広告主がリテールメディアを選ぶ理由とは?
続けて松田氏は、広告主の立場から見たリテールメディアの価値について語った。
リテールメディアが持つ独自の優位性は、商品を購入した直後の瞬間「トランザクション・モーメント」にある。ユーザーの幸福感がインターネット利用時の中でも特に高く、SNS利用時の4倍に達するという調査結果もある。
ユーザーが購入プロセスに集中しているタイミングで配信する広告は、他のデジタル広告と比べてはるかに注目度が高い。さらに、EC事業者が保有する顧客情報を基に、関連性(レレバンシー)の高い広告を表示できる点も大きな強みだ。

この優位性を背景に、リテールメディアの市場は急速な成長を遂げている。サーチ広告が市場規模10億ドルから300億ドルへ成長するのに14年、ソーシャル広告が11年を要したのに対し、リテールメディアはわずか5年でこの成長を達成した。年間成長率は58%に達し、米国では2030年までに広告市場の半分を占めると予測されている。
Roktが提供する広告主向けソリューション「Rokt Ads」には、従来の広告手法にはない複数の強みがあると松田氏は述べている。まず、ファーストパーティデータの活用により、サードパーティCookieに依存せずにターゲティングが可能である点だ。これは、プライバシー規制強化やCookie規制が進む現代の広告環境においては大きなアドバンテージとなる。
次に、アドフラウド(広告詐欺)のリスクがないという点である。広告が実際に商品を購入した顧客にのみ表示されるため、ボットや偽アカウントによる不正な広告表示が発生しない。さらに、Roktと契約するEC事業者のサイト内でのみ広告が表示されるため、ブランドセーフティ(広告が表示される環境の安全性)も高いレベルで担保されている。

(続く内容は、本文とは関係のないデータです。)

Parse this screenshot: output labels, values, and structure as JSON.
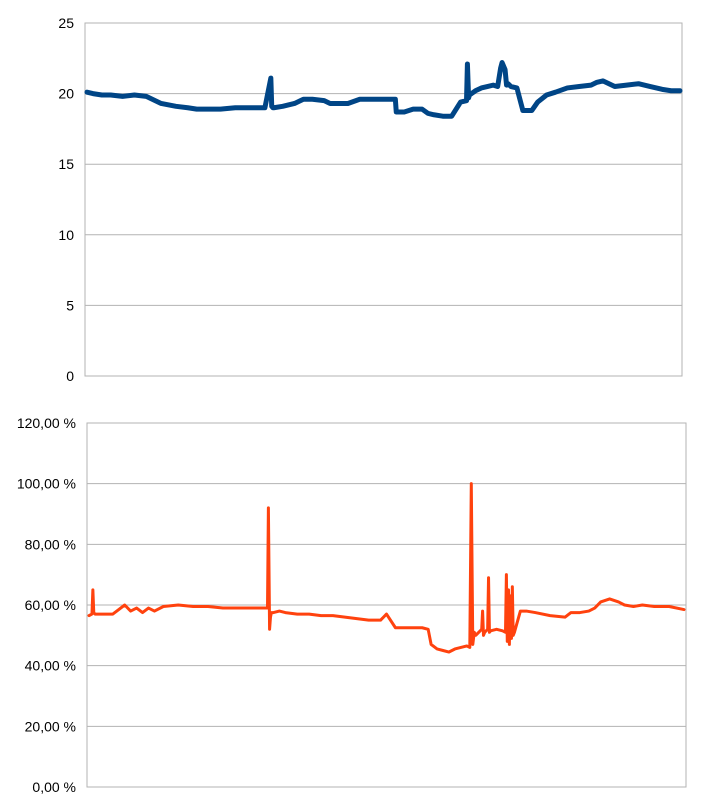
{
  "chart_data": [
    {
      "type": "line",
      "title": "",
      "xlabel": "",
      "ylabel": "",
      "ylim": [
        0,
        25
      ],
      "yticks": [
        0,
        5,
        10,
        15,
        20,
        25
      ],
      "ytick_labels": [
        "0",
        "5",
        "10",
        "15",
        "20",
        "25"
      ],
      "grid": true,
      "legend": "none",
      "series": [
        {
          "color": "#004586",
          "x": [
            0,
            2,
            5,
            8,
            12,
            16,
            20,
            25,
            30,
            34,
            37,
            40,
            45,
            50,
            55,
            60,
            62,
            62.3,
            62.7,
            63,
            66,
            70,
            72,
            73,
            76,
            80,
            82,
            85,
            88,
            92,
            95,
            98,
            100,
            103,
            104,
            104.3,
            107,
            110,
            113,
            115,
            117,
            120,
            123,
            126,
            128,
            128.3,
            128.7,
            129,
            131,
            133,
            135,
            137,
            138.5,
            139.5,
            140,
            141,
            141.5,
            142,
            143,
            145,
            147,
            149,
            150,
            152,
            155,
            158,
            162,
            166,
            170,
            172,
            174,
            178,
            182,
            186,
            190,
            194,
            197,
            200
          ],
          "y": [
            20.1,
            20.0,
            19.9,
            19.9,
            19.8,
            19.9,
            19.8,
            19.3,
            19.1,
            19.0,
            18.9,
            18.9,
            18.9,
            19.0,
            19.0,
            19.0,
            21.1,
            19.1,
            19.0,
            19.0,
            19.1,
            19.3,
            19.5,
            19.6,
            19.6,
            19.5,
            19.3,
            19.3,
            19.3,
            19.6,
            19.6,
            19.6,
            19.6,
            19.6,
            19.6,
            18.7,
            18.7,
            18.9,
            18.9,
            18.6,
            18.5,
            18.4,
            18.4,
            19.4,
            19.5,
            22.1,
            19.7,
            19.9,
            20.2,
            20.4,
            20.5,
            20.6,
            20.5,
            21.8,
            22.2,
            21.7,
            20.6,
            20.7,
            20.5,
            20.4,
            18.8,
            18.8,
            18.8,
            19.4,
            19.9,
            20.1,
            20.4,
            20.5,
            20.6,
            20.8,
            20.9,
            20.5,
            20.6,
            20.7,
            20.5,
            20.3,
            20.2,
            20.2
          ]
        }
      ]
    },
    {
      "type": "line",
      "title": "",
      "xlabel": "",
      "ylabel": "",
      "ylim": [
        0,
        120
      ],
      "yticks": [
        0,
        20,
        40,
        60,
        80,
        100,
        120
      ],
      "ytick_labels": [
        "0,00 %",
        "20,00 %",
        "40,00 %",
        "60,00 %",
        "80,00 %",
        "100,00 %",
        "120,00 %"
      ],
      "grid": true,
      "legend": "none",
      "series": [
        {
          "color": "#ff420e",
          "x": [
            0,
            1,
            1.3,
            1.6,
            2,
            5,
            8,
            10,
            12,
            14,
            16,
            18,
            20,
            22,
            25,
            30,
            35,
            40,
            45,
            50,
            55,
            58,
            60,
            60.3,
            60.7,
            61,
            61.3,
            62,
            64,
            66,
            70,
            74,
            78,
            82,
            86,
            90,
            94,
            98,
            100,
            103,
            104,
            104.3,
            108,
            112,
            114,
            115,
            117,
            119,
            121,
            123,
            125,
            127,
            128,
            128.5,
            129,
            129.5,
            130,
            131,
            132,
            132.3,
            132.6,
            133,
            134,
            134.3,
            134.6,
            135,
            137,
            139,
            140,
            140.3,
            140.6,
            141,
            141.3,
            141.6,
            142,
            142.3,
            142.6,
            143,
            145,
            147,
            150,
            155,
            160,
            162,
            165,
            168,
            170,
            172,
            175,
            178,
            180,
            183,
            186,
            190,
            195,
            200
          ],
          "y": [
            56.5,
            57.0,
            65.0,
            57.5,
            57.0,
            57.0,
            57.0,
            58.5,
            60.0,
            58.0,
            59.0,
            57.5,
            59.0,
            58.0,
            59.5,
            60.0,
            59.5,
            59.5,
            59.0,
            59.0,
            59.0,
            59.0,
            59.0,
            92.0,
            52.0,
            56.0,
            57.5,
            57.5,
            58.0,
            57.5,
            57.0,
            57.0,
            56.5,
            56.5,
            56.0,
            55.5,
            55.0,
            55.0,
            57.0,
            52.5,
            52.5,
            52.5,
            52.5,
            52.5,
            52.0,
            47.0,
            45.5,
            45.0,
            44.5,
            45.5,
            46.0,
            46.5,
            46.0,
            100.0,
            47.0,
            51.0,
            50.0,
            51.0,
            52.0,
            58.0,
            50.0,
            51.0,
            52.0,
            69.0,
            51.0,
            51.5,
            52.0,
            51.5,
            51.0,
            70.0,
            48.0,
            65.0,
            47.0,
            63.0,
            49.0,
            66.0,
            50.0,
            51.0,
            58.0,
            58.0,
            57.5,
            56.5,
            56.0,
            57.5,
            57.5,
            58.0,
            59.0,
            61.0,
            62.0,
            61.0,
            60.0,
            59.5,
            60.0,
            59.5,
            59.5,
            58.5
          ]
        }
      ]
    }
  ]
}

松田氏は、広告効果の持続的な向上についても強調する。AIによる機械学習が継続的に行われるため、時間の経過とともにターゲティング精度が向上し、広告効果が高まっていく。加えて、Roktではクライアントサクセスチームが広告主をサポートし、クリエイティブの最適化提案なども実施している。
「NRF 2025で私が体感したように、不確実性の高い時代において『ゲームチェンジャー』になるには、AIが助けになります。私たちRoktもAIの力で、EC事業者には付帯利益を獲得する競争力強化を、広告主にはリテールメディアによる顧客獲得の推進を支援させていただきたいと考えています」と語り、セッションを締めくくった。